Сажусь за машинку и отстукиваю то, что вы прочитали. Нарисовать могу — так ясно все вижу и помню. Вспоминаю, что в комнате своего сна видел на стенах якобы нарисованные мною когда-то в далеком прошлом акварели. Чюрленис, стилизующий Гогена. Тона от бледнейших зеленых до сиренево-малиновых. Силуэты деревьев и человеческих фигур — очень красиво, хотя и дилетантски неумело. Может, когда-нибудь я действительно рисовал такие штуки? И сейчас кажется, что рисовал, хотя абсолютно уверен, что нет.

Устанавливаю, что перед сном читал Стендаля и думал о схожести Рейнольдса и Голсуорси — мягкость, расплывчатость при четкости общих масс. И кому не дано такое от Бога: уметь делать контур расплывчатым, соединять его с окружающим миром, но сохранять графическую четкость масс, — тому этого никогда не добиться, даже если сойдет с ума. Затем вспомнил Врубеля, его сумасшествие. Решил, что Врубель сознавал необходимость неопределенности контура, но не мог преодолеть энгровской оторванности силуэта от мира и той холодноватости, которая проступает даже в работах больших мастеров. И с этим, кажется, я уснул.

Итак: большая высота (без страха высоты), руины, допотопный поэт (его несколько раз встречал в жизни, но никогда о нем не думал и им не интересовался), комната восточного, прекрасного убранства, но очень перегруженная вещами; мои рисунки в ней, необходимость ночевать в чужом месте, угроза и неизбежность кошмара — вот какая цепочка.

А теперь развлекательный полубред, игра, лицедейство, попытка выдумать собеседника, если его нет среди попутчиков.

На переходе вдоль Африки, после повстречания (слово Мелвилла) кашалота. Плыть вдоль Африки монотонное дело. Надо ее разок обогнуть, чтобы понять и почувствовать, какая она здоровенная.

Был включен рулевой автомат. Курс триста десять. Вахтенный матрос стирал белье в низах. Ночь. Тропики. Двери из ходовой рубки открыты в ночь и океан.

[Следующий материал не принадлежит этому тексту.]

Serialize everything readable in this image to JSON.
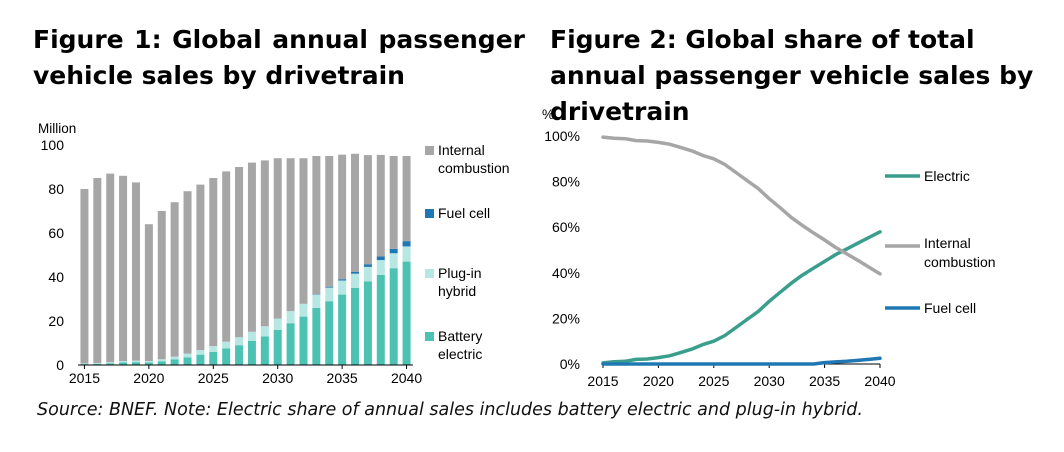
{
  "figure1": {
    "title": "Figure 1: Global annual passenger vehicle sales by drivetrain",
    "unit": "Million",
    "chart_data": {
      "type": "bar",
      "stacked": true,
      "x": [
        2015,
        2016,
        2017,
        2018,
        2019,
        2020,
        2021,
        2022,
        2023,
        2024,
        2025,
        2026,
        2027,
        2028,
        2029,
        2030,
        2031,
        2032,
        2033,
        2034,
        2035,
        2036,
        2037,
        2038,
        2039,
        2040
      ],
      "x_ticks": [
        "2015",
        "2020",
        "2025",
        "2030",
        "2035",
        "2040"
      ],
      "y_ticks": [
        "0",
        "20",
        "40",
        "60",
        "80",
        "100"
      ],
      "ylim": [
        0,
        100
      ],
      "grid": false,
      "legend_position": "right",
      "series": [
        {
          "name": "Battery electric",
          "color": "#4BC2B2",
          "values": [
            0.4,
            0.5,
            0.8,
            1.2,
            1.3,
            1.2,
            1.7,
            2.5,
            3.5,
            4.7,
            6,
            7.5,
            9,
            11,
            13,
            16,
            19,
            22,
            26,
            29,
            32,
            35,
            38,
            41,
            44,
            47
          ]
        },
        {
          "name": "Plug-in hybrid",
          "color": "#B6E7E3",
          "values": [
            0.3,
            0.4,
            0.5,
            0.6,
            0.7,
            0.6,
            0.9,
            1.3,
            1.7,
            2.1,
            2.6,
            3.1,
            3.6,
            4.1,
            4.6,
            5.1,
            5.5,
            5.8,
            6.0,
            6.2,
            6.4,
            6.5,
            6.6,
            6.7,
            6.8,
            6.9
          ]
        },
        {
          "name": "Fuel cell",
          "color": "#1F78B4",
          "values": [
            0,
            0,
            0,
            0,
            0,
            0,
            0,
            0,
            0,
            0,
            0,
            0,
            0,
            0,
            0,
            0,
            0,
            0,
            0.2,
            0.4,
            0.6,
            0.9,
            1.2,
            1.6,
            2.0,
            2.4
          ]
        },
        {
          "name": "Internal combustion",
          "color": "#A6A6A6",
          "values": [
            79.3,
            84.1,
            85.7,
            84.2,
            81.0,
            62.2,
            67.4,
            70.2,
            73.8,
            75.2,
            76.4,
            77.4,
            77.4,
            76.9,
            75.4,
            72.9,
            69.5,
            66.2,
            62.8,
            59.4,
            56.6,
            53.6,
            49.6,
            46.2,
            42.2,
            38.7
          ]
        }
      ]
    },
    "legend": {
      "internal": [
        "Internal",
        "combustion"
      ],
      "fuel": [
        "Fuel cell"
      ],
      "plugin": [
        "Plug-in",
        "hybrid"
      ],
      "battery": [
        "Battery",
        "electric"
      ]
    }
  },
  "figure2": {
    "title": "Figure 2: Global share of total annual passenger vehicle sales by drivetrain",
    "unit": "%",
    "chart_data": {
      "type": "line",
      "x": [
        2015,
        2016,
        2017,
        2018,
        2019,
        2020,
        2021,
        2022,
        2023,
        2024,
        2025,
        2026,
        2027,
        2028,
        2029,
        2030,
        2031,
        2032,
        2033,
        2034,
        2035,
        2036,
        2037,
        2038,
        2039,
        2040
      ],
      "x_ticks": [
        "2015",
        "2020",
        "2025",
        "2030",
        "2035",
        "2040"
      ],
      "y_ticks": [
        "0%",
        "20%",
        "40%",
        "60%",
        "80%",
        "100%"
      ],
      "ylim": [
        0,
        100
      ],
      "grid": false,
      "legend_position": "right",
      "series": [
        {
          "name": "Electric",
          "color": "#3A9E8C",
          "values": [
            0.5,
            1,
            1.2,
            2,
            2.2,
            2.8,
            3.6,
            5,
            6.5,
            8.5,
            10,
            12.5,
            16,
            19.5,
            23,
            27.5,
            31.5,
            35.5,
            39,
            42,
            45,
            48,
            50.5,
            53,
            55.5,
            58
          ]
        },
        {
          "name": "Internal combustion",
          "color": "#A6A6A6",
          "values": [
            99.5,
            99,
            98.8,
            98,
            97.8,
            97.2,
            96.4,
            95,
            93.5,
            91.5,
            90,
            87.5,
            84,
            80.5,
            77,
            72.5,
            68.5,
            64.2,
            60.8,
            57.5,
            54.4,
            51.1,
            48.3,
            45.5,
            42.5,
            39.5
          ]
        },
        {
          "name": "Fuel cell",
          "color": "#1F78B4",
          "values": [
            0,
            0,
            0,
            0,
            0,
            0,
            0,
            0,
            0,
            0,
            0,
            0,
            0,
            0,
            0,
            0,
            0,
            0,
            0,
            0,
            0.6,
            0.9,
            1.2,
            1.6,
            2.0,
            2.5
          ]
        }
      ]
    },
    "legend": {
      "electric": [
        "Electric"
      ],
      "internal": [
        "Internal",
        "combustion"
      ],
      "fuel": [
        "Fuel cell"
      ]
    }
  },
  "source_note": "Source: BNEF. Note: Electric share of annual sales includes battery electric and plug-in hybrid."
}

— Дядя Нептун! — позвал я. — Заходи, покурим!

И он пришел. Он пришел ко мне не в первый раз. Бодрый старик. Среднего роста, держится прямо, как фельдфебель, глаза жуткие, толстовские, шея мощная, бывает брюзглив, любит язвить.

В этот приход на его мощной шее висел рваный платок, завязанный рифовым узлом — так, как завязывал его Мелвилл во времена отчаянной и безоглядной молодости, когда бороздил под парусами океаны в роли матроса-китобоя.

— У древних римлян толстая шея считалась признаком нахальства, — сказал я, когда старик занял свое любимое местечко у правого окна рулевой рубки. — Как бы мне накачать себе шею?